If you work in an office, your mind is probably focused on your work. Your body, meanwhile, spends most of the day firmly planted on your desk chair. Though it's easy to overlook when you're installing office furniture, the chairs you bring into the office have a measurable impact on productivity and morale. While a good chair is functional and comfortable, a great chair can get you to look forward to sitting down at your office desk each morning. Finding that great chair is a challenge, so take a few factors under consideration before you choose a model.
Back Support Matters
Sitting at a desk for a full workday is physically demanding, particularly on the lower back, so finding ergonomic chairs is crucial. Before you buy, check to see whether the chair offers firm back support. Most do, but not all offer support in quite the same way. Low-backed task chairs, for example, directly brace the lumbar region of the spine with a firm structural support that doesn't rise very high. This is great if you naturally have good posture or lean forward while you work, but a high-backed executive chair is often better if you like to lean back and rest for a bit between tasks.
Padding Varies Among Chairs
Padding is the soft stuff you sit on, and office chairs vary widely in how much they offer. Your choice in this area comes down to personal preference more than anything else. For some people, a solid wooden seat is more comfortable than a thinly padded nylon cushion. Decide whether you want padded armrests for your elbows, or unpadded sides that are usually a bit less obtrusive.
Consider Your Range of Motion
Your chair subtly sets a certain range of motion for you, and moving around is only comfortable within that range. Fixed chairs are perfectly adequate if you work in one spot all day and everything you need is within arm's reach, but it's nice to have sturdy casters underneath that let you roll from one spot to another on a polyurethane floor mat. Leaning and stretching for things is much easier in an adjustable office swivel chair, especially one that reclines when you lean against it.
Setting Your Sitting Position
Almost everyone falls into a preferred sitting position for work, though this position varies as much as people do. If you find a fixed chair that feels comfortable when you're settled into your own favorite position, it can be an excellent choice for your office. If you can't find the perfect chair, or if you share space with others, choose an adjustable chair. Adjust the height so that your feet rest flat with your thighs parallel to the floor. Leave about three finger-lengths between the back of your calves and the lip of the seat. Set the levers to the locked position when you've found the zone you like, and always adjust it back to your preferred settings before work if somebody else uses the chair while you're away.

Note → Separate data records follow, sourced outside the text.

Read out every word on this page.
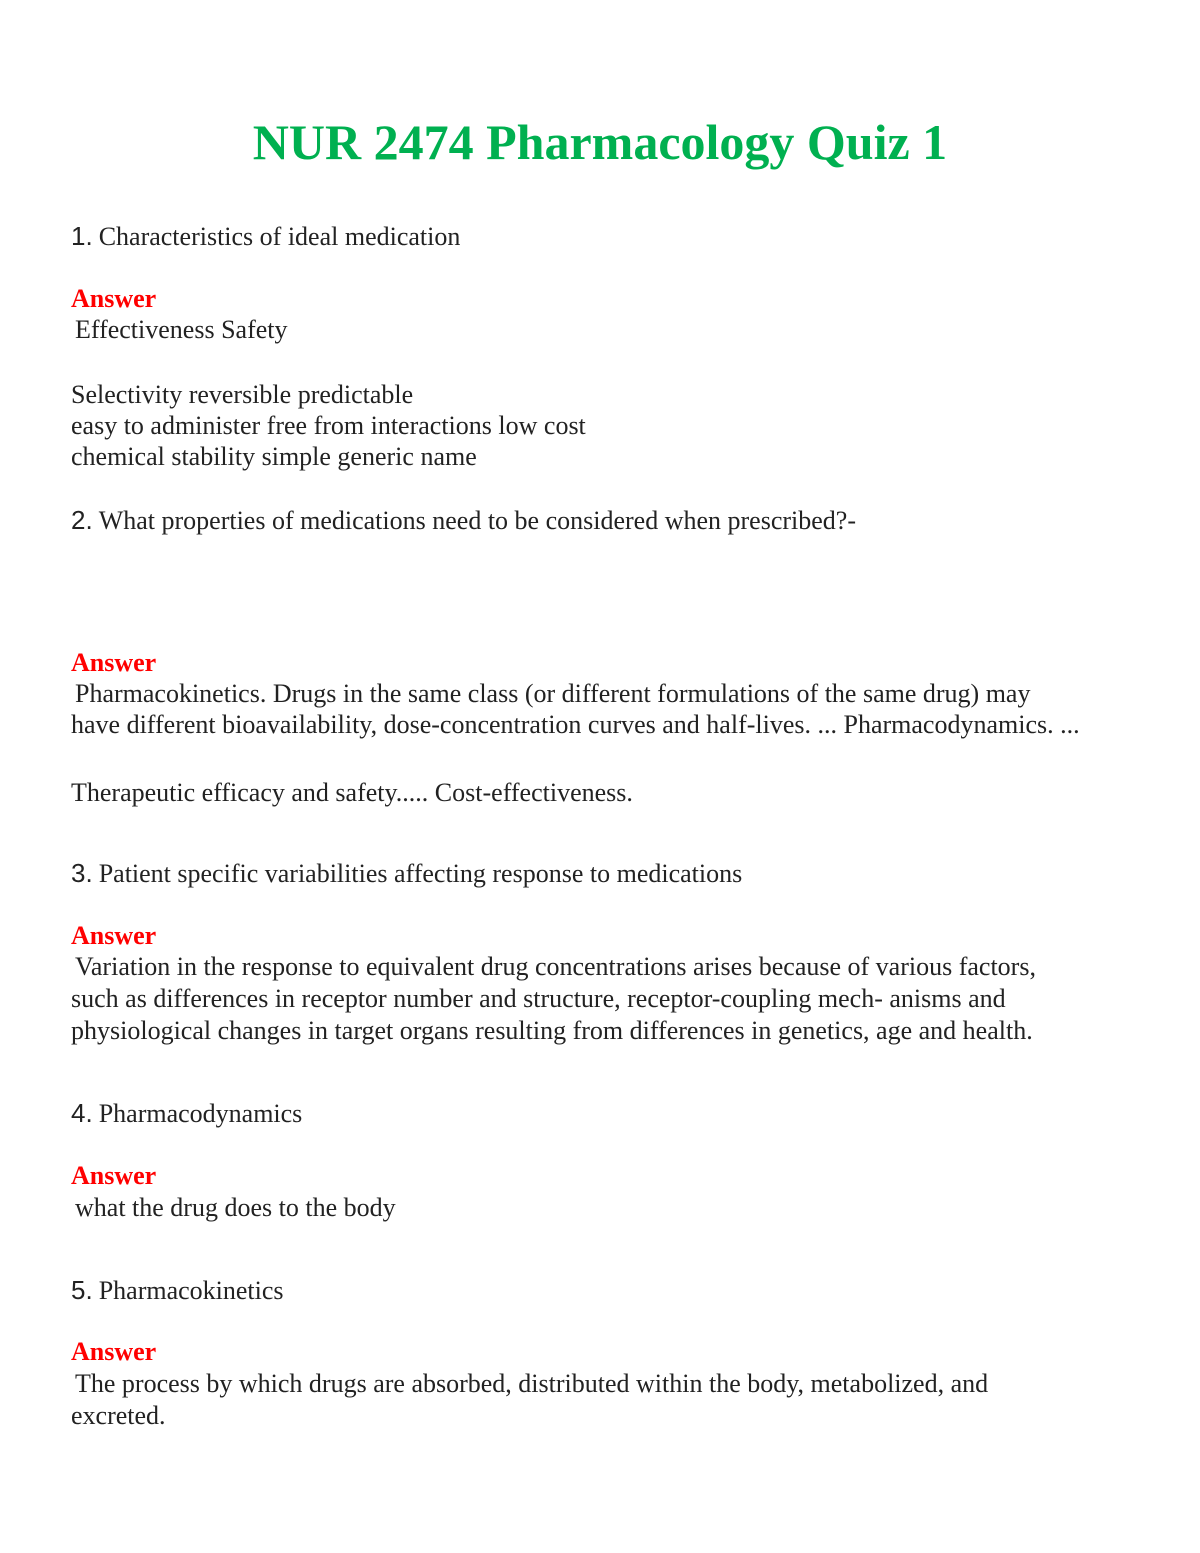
NUR 2474 Pharmacology Quiz 1
1. Characteristics of ideal medication
Answer
Effectiveness Safety
Selectivity reversible predictable
easy to administer free from interactions low cost
chemical stability simple generic name
2. What properties of medications need to be considered when prescribed?-
Answer
Pharmacokinetics. Drugs in the same class (or different formulations of the same drug) may
have different bioavailability, dose-concentration curves and half-lives. ... Pharmacodynamics. ...
Therapeutic efficacy and safety..... Cost-effectiveness.
3. Patient specific variabilities affecting response to medications
Answer
Variation in the response to equivalent drug concentrations arises because of various factors,
such as differences in receptor number and structure, receptor-coupling mech- anisms and
physiological changes in target organs resulting from differences in genetics, age and health.
4. Pharmacodynamics
Answer
what the drug does to the body
5. Pharmacokinetics
Answer
The process by which drugs are absorbed, distributed within the body, metabolized, and
excreted.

Carefully Choose the Material
Material and upholstery matter as much as any other factor when you're choosing your chair. Nylon weave, for example, breathes while you sit and makes a good choice for mesh chairs and hotel-style work spaces. Vinyl is soft, but it can let the heat build up. Cost is a factor too. You might be very comfortable in a top-grain leather executive chair, but outfitting the entire office with them might be impractical.
Work with Other Office Furniture
It's easy to overlook aesthetics in office furniture, but public-facing workplaces have to consider whether the chairs match the rest of the decor. Jet-black and bone-white are perennial favorite colors for chairs because they complement almost any style. Wooden chairs lend themselves to creating a cozy rustic feeling. Stainless steel and chrome accents are ultramodern and very sleek-looking; these also have the advantage of being very easy to keep clean in a shared office space.